The schedule of events is: 5 a.m., Mañanitas (with Mariachi); 5:30 a.m., Misa (Mass); 6 p.m., procession and Rosary around the church; 7 p.m., Misa (Mass) and 8 p.m., Reception with Mariachi and folk dances.
Our Lady of Guadalupe, also known as the Virgin of Guadalupe, is a celebrated Roman Catholic icon of the Virgin Mary.
Accounts published in the 1640s tell of a poor peasant, Juan Diego, walking from his village to Mexico City in the early morning of Dec. 9, 1531, to observe the Feast of the Immaculate Conception as it was celebrated in the Spanish Empire.
During his journey, Juan Diego saw a vision of a 15- or 16-year-old girl surrounded by light on the slopes of the Hill of Tepeyac.
Speaking to him in Nahuatl, the local language, she asked that a church be built at that site in her honor. From her words, Diego recognized the young girl as the Virgin Mary.
Diego told his story to Spanish Archbishop Fray Juan de Zumárraga, who instructed him to return to Tepeyac Hill and ask the lady for a miraculous sign to prove her identity.
The Virgin told Diego to gather flowers from the top of Tepeyac Hill. Though December was very late in the growing season for flowers, Diego found Castilian roses on the usually barren hilltop. The roses are not native to Mexico. The Virgin Mary arranged the flowers in his peasant tilma cloak.
When Juan Diego opened the cloak before Bishop Zumárraga on Dec. 12, the flowers fell to the floor. In their place was the image of the Virgin of Guadalupe, miraculously imprinted on the fabric.

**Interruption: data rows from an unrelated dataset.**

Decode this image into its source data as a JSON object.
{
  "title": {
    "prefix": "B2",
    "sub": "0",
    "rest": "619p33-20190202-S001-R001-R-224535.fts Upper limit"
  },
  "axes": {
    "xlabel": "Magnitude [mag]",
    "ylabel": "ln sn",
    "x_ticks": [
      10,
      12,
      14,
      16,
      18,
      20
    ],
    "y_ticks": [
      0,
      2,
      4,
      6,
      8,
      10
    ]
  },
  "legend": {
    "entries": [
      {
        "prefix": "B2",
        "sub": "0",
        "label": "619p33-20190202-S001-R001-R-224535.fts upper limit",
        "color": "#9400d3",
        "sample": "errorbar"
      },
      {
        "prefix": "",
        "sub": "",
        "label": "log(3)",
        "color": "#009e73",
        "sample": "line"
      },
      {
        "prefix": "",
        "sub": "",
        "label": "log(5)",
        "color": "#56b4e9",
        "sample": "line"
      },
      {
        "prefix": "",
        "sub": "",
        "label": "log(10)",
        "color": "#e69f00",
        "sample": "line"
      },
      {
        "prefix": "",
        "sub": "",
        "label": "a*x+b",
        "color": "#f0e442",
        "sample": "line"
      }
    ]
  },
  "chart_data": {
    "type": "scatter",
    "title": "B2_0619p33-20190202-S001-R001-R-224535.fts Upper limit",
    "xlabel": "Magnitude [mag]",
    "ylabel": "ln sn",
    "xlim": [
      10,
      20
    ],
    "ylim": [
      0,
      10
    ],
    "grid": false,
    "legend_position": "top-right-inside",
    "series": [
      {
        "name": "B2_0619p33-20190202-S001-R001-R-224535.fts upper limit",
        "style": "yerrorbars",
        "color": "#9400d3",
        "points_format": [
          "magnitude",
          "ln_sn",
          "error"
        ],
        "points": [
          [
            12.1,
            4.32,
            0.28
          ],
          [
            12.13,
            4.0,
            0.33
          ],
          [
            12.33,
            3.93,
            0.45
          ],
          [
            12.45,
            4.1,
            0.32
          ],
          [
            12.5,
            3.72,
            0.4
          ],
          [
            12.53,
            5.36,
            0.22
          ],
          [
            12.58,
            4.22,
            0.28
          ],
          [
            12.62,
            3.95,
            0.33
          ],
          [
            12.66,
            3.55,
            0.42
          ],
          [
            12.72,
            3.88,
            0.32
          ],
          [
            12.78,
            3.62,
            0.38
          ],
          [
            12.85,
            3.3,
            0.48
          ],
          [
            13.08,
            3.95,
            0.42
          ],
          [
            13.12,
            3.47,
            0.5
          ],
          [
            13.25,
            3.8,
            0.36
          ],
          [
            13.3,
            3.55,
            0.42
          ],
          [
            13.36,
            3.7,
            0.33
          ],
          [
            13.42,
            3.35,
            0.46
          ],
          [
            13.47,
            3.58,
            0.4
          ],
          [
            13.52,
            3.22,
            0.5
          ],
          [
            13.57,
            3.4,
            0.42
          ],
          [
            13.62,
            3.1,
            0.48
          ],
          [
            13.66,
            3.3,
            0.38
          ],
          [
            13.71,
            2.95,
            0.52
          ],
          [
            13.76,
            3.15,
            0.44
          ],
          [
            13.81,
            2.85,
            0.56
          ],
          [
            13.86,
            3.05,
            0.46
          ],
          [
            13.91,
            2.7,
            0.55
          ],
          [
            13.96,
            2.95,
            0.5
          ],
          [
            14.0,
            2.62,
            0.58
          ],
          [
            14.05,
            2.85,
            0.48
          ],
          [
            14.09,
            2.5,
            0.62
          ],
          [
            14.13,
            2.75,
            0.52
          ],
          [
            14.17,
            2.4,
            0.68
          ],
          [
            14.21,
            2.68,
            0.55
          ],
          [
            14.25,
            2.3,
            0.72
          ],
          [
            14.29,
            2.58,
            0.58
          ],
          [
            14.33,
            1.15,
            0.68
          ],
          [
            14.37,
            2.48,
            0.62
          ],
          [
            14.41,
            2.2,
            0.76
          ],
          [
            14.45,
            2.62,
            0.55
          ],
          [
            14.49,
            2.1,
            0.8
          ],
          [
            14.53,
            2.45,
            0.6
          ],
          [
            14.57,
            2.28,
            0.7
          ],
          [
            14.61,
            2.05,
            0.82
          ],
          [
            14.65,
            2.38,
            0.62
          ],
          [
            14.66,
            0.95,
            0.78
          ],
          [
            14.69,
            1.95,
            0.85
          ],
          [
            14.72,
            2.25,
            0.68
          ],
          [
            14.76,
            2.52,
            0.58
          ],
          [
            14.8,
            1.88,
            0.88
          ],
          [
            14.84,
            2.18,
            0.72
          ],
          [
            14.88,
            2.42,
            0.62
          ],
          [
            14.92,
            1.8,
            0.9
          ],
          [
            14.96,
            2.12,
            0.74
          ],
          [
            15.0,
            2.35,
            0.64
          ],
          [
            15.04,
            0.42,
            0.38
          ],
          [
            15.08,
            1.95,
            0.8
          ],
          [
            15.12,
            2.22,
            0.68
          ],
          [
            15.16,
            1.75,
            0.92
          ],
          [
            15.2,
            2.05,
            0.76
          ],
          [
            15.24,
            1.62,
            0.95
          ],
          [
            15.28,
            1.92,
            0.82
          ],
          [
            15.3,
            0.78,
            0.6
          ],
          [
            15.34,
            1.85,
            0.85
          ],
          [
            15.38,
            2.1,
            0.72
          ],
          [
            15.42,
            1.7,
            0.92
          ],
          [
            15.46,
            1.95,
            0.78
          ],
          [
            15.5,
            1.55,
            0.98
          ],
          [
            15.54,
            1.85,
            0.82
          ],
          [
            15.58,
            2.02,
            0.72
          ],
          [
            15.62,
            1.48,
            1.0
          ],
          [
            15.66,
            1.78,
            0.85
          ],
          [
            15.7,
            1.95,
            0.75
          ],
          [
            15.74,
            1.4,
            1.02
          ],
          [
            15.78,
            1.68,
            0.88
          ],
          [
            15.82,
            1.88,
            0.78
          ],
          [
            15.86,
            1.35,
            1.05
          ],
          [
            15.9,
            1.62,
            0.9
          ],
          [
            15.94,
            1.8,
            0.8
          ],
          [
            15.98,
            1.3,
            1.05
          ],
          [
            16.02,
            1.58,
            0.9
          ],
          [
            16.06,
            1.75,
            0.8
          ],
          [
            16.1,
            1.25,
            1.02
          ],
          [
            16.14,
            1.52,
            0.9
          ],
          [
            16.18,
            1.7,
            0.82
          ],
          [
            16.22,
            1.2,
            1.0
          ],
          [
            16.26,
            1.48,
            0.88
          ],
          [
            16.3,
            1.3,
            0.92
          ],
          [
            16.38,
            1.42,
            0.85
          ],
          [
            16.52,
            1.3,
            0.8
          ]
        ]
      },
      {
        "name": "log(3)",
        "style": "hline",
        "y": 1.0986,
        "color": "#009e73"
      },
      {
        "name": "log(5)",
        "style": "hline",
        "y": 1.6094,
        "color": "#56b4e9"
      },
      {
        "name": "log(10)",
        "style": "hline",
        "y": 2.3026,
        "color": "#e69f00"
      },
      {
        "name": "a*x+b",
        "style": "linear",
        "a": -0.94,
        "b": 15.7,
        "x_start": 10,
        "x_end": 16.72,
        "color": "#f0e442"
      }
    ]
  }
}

The icon is now displayed in the Basilica of Our Lady of Guadalupe, one of the most visited Marian shrines. The icon is Mexico’s most popular religious and cultural image.
The queen of Mexico was once proclaimed Patroness of the Philippines, but that title was later revised by Pope Pius XI in 1935. In 1999, Pope John Paul II proclaimed the Virgin Mary as Patroness of the Americas, Empress of Latin America, and Protectress of Unborn Children under the Marian title.